Andy Serkis não esconde a frustração. “Não é bom ter outro filme competindo, mas não é a primeira vez que acontece isso em Hollywood e não vai ser a última.” O ator e diretor britânico já estava trabalhando numa adaptação de O Livro da Selva, obra literária de Rudyard Kipling, quando a Disney anunciou que também preparava sua versão live-action da história de Mogli, o Menino Lobo.
Na época das gravações, ele afirma, era realmente uma competição, para ver quem terminaria o filme primeiro. Chegou um ponto, já na pós-produção, que ele cedeu. “Não havia sentido em apressar as coisas. Estávamos usando a tecnologia de captura de movimento e isso leva tempo. Por isso demorou.” O filme da Disney, que já tem uma continuação garantida, estreou em 2016.
As declarações do ator foram feitas esta semana, em São Paulo, onde participou de um encontro com jornalistas, para falar sobre o filme, que recebeu o título de Mogli: Entre Dois Mundos, e finalmente estreou com exclusividade na Netflix na semana passada. No final de semana, Serkis apresentou o longa num painel para fãs, durante a Comic Con Experience.
Segundo Serkis, em nenhum momento ele pensou em desistir da sua adaptação, por ter certeza de que seguiria um caminho bem diferente da Disney. “A Disney teria que fazer um filme mais família, o nosso é um pouco mais sombrio, assustador, emocionalmente mais complicado.”
Para Serkis, o roteiro do seu filme se aproxima mais ao livro. Traz Mogli, inclusive, como um ser corruptível e com um sofrimento real, mesmo ainda sendo uma criança. Numa das cenas, o personagem, inclusive, aparece com uma faca. “O uso da faca é uma má influência em Mogli e isso para mim é importante, porque o filme toca na questão do colonialismo, de uma forma que outros filmes não tocaram.”
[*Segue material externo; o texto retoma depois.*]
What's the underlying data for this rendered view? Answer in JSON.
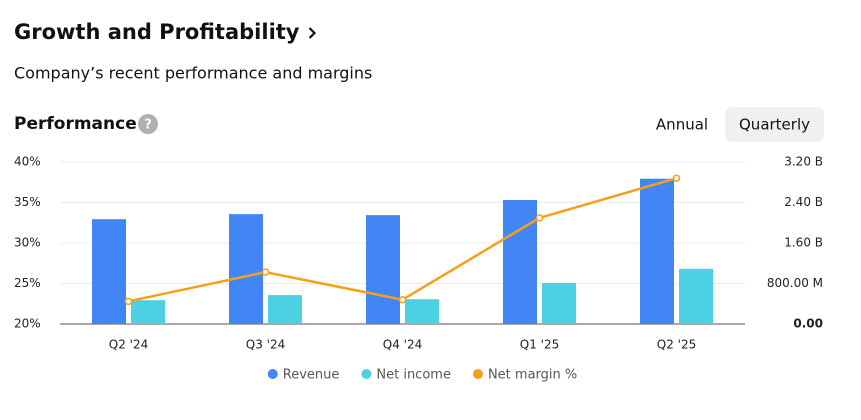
{
  "header": {
    "title": "Growth and Profitability",
    "subtitle": "Company’s recent performance and margins"
  },
  "section": {
    "title": "Performance",
    "help_icon": "?",
    "periods": [
      "Annual",
      "Quarterly"
    ],
    "selected_period": 1
  },
  "chart_data": {
    "type": "bar",
    "categories": [
      "Q2 '24",
      "Q3 '24",
      "Q4 '24",
      "Q1 '25",
      "Q2 '25"
    ],
    "series": [
      {
        "name": "Revenue",
        "type": "bar",
        "axis": "y2",
        "color": "#4285f4",
        "values": [
          2070000000,
          2170000000,
          2150000000,
          2450000000,
          2870000000
        ]
      },
      {
        "name": "Net income",
        "type": "bar",
        "axis": "y2",
        "color": "#4dd0e1",
        "values": [
          470000000,
          570000000,
          490000000,
          810000000,
          1090000000
        ]
      },
      {
        "name": "Net margin %",
        "type": "line",
        "axis": "y",
        "color": "#f5a01a",
        "values": [
          22.8,
          26.4,
          23.0,
          33.1,
          38.0
        ]
      }
    ],
    "ylim": [
      20,
      40
    ],
    "yticks": [
      {
        "value": 20,
        "label": "20%"
      },
      {
        "value": 25,
        "label": "25%"
      },
      {
        "value": 30,
        "label": "30%"
      },
      {
        "value": 35,
        "label": "35%"
      },
      {
        "value": 40,
        "label": "40%"
      }
    ],
    "y2lim": [
      0,
      3200000000
    ],
    "y2ticks": [
      {
        "value": 0,
        "label": "0.00"
      },
      {
        "value": 800000000,
        "label": "800.00 M"
      },
      {
        "value": 1600000000,
        "label": "1.60 B"
      },
      {
        "value": 2400000000,
        "label": "2.40 B"
      },
      {
        "value": 3200000000,
        "label": "3.20 B"
      }
    ],
    "grid": true,
    "legend": "bottom"
  }
}
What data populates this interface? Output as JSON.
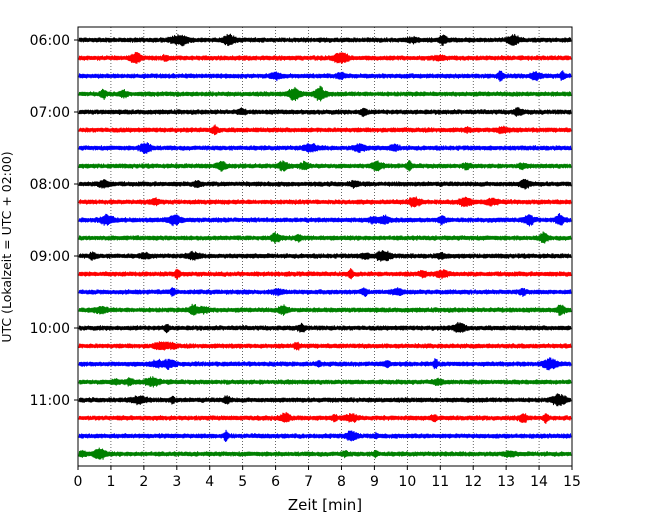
{
  "chart_data": {
    "type": "line",
    "title": "",
    "xlabel": "Zeit  [min]",
    "ylabel": "UTC (Lokalzeit = UTC + 02:00)",
    "xlim": [
      0,
      15
    ],
    "x_ticks": [
      "0",
      "1",
      "2",
      "3",
      "4",
      "5",
      "6",
      "7",
      "8",
      "9",
      "10",
      "11",
      "12",
      "13",
      "14",
      "15"
    ],
    "y_ticks": [
      "06:00",
      "07:00",
      "08:00",
      "09:00",
      "10:00",
      "11:00"
    ],
    "grid": "vertical dotted lines at each minute",
    "line_colors": [
      "#000000",
      "#ff0000",
      "#0000ff",
      "#008000"
    ],
    "series": [
      {
        "start": "06:00",
        "color": "#000000"
      },
      {
        "start": "06:15",
        "color": "#ff0000"
      },
      {
        "start": "06:30",
        "color": "#0000ff"
      },
      {
        "start": "06:45",
        "color": "#008000"
      },
      {
        "start": "07:00",
        "color": "#000000"
      },
      {
        "start": "07:15",
        "color": "#ff0000"
      },
      {
        "start": "07:30",
        "color": "#0000ff"
      },
      {
        "start": "07:45",
        "color": "#008000"
      },
      {
        "start": "08:00",
        "color": "#000000"
      },
      {
        "start": "08:15",
        "color": "#ff0000"
      },
      {
        "start": "08:30",
        "color": "#0000ff"
      },
      {
        "start": "08:45",
        "color": "#008000"
      },
      {
        "start": "09:00",
        "color": "#000000"
      },
      {
        "start": "09:15",
        "color": "#ff0000"
      },
      {
        "start": "09:30",
        "color": "#0000ff"
      },
      {
        "start": "09:45",
        "color": "#008000"
      },
      {
        "start": "10:00",
        "color": "#000000"
      },
      {
        "start": "10:15",
        "color": "#ff0000"
      },
      {
        "start": "10:30",
        "color": "#0000ff"
      },
      {
        "start": "10:45",
        "color": "#008000"
      },
      {
        "start": "11:00",
        "color": "#000000"
      },
      {
        "start": "11:15",
        "color": "#ff0000"
      },
      {
        "start": "11:30",
        "color": "#0000ff"
      },
      {
        "start": "11:45",
        "color": "#008000"
      }
    ]
  }
}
Os animais da floresta, no filme da Netflix, estão mais próximos de representações da sociedade humana, na opinião do cineasta. “Os macacos fazem uma sociedade anárquica, eles não tem regras ou estruturas. Já os lobos são uma estrutura, tem regras, igualdade, quase democrático, com um líder que não é um rei, mas é quase um presidente eleito.”
Tecnologia
Outra diferença fundamental na adaptação da Netflix é a tecnologia utilizada para mesclar as cenas gravadas com os atores e a animação que os transforma em animais. Serkis é um expert no assunto. Já trabalhou com a captura de movimentos em O Senhor dos Anéis, O Hobbit e na franquia Planeta dos Macacos. Funciona assim, primeiro são gravadas cenas com os atores, que têm suas expressões e movimentos registrados por um equipamento próprio. Depois, é feita uma animação, que aproveita essas expressões e movimentos. Segundo Serkis, é como se fossem feitos dois longas. “Temos um filme inteiro só com as cenas do elenco.” Por isso, o diretor preferiu terminar o longa com calma, sem a pressa da competição com a Disney, que também fez uma versão live-action, mas utilizando uma tecnologia um pouco diferente.
Em Mogli: Entre Dois Mundos, o único personagem que não possui toques de animação é o protagonista, vivido pelo jovem Rohan Chand. Geralmente, o processo de escolha para um ator ainda criança e que precisa segurar um filme inteiro é longa. De acordo com Serkis, porém, este não foi o caso. “Ele foi a terceira pessoa que eu entrevistei. Vi um filme que ele havia feito”, relembra. “Ele entendeu o personagem e se apaixonou, tive certeza de que ele seria perfeito.”
O elenco de animais conta ainda com grandes nomes como Christian Bale, Cate Blanchett e Benedict Cumberbatch. Serkis também atua, assim como o seu filho, Louis, que interpreta Bhoot. “Agora ele tem 14 anos, a voz está engrossando, mas na época das filmagens ele tinha uma voz doce, que combinava com o personagem.”
O cineasta britânico revela que pensou em colocar Louis no filme após o garoto ajudá-lo nos testes de captura de movimentos para uma adaptação de A Revolução dos Bichos, de George Orwell, que ele já estava planejando antes de Mogli, mas que só agora vai entrar em produção, para estrear também na Netflix. “Não é a versão original, é mais contemporânea, sobre o que está acontecendo agora no mundo.”
Serkis credita a sua recente carreira como cineasta a Peter Jackson, por ter deixado que ele participasse como diretor secundário dos filmes O Hobbit. “Aprendi tanto que me senti, estranhamente, preparado para dirigir Mogli”, afirma. A maior lição sobre a cadeira de diretor, ele diz, foi saber ouvir. “Valorizar as opiniões de todo mundo e escolher suas batalhas. Se manter com sua visão, mas aceitar a opinião dos outros.”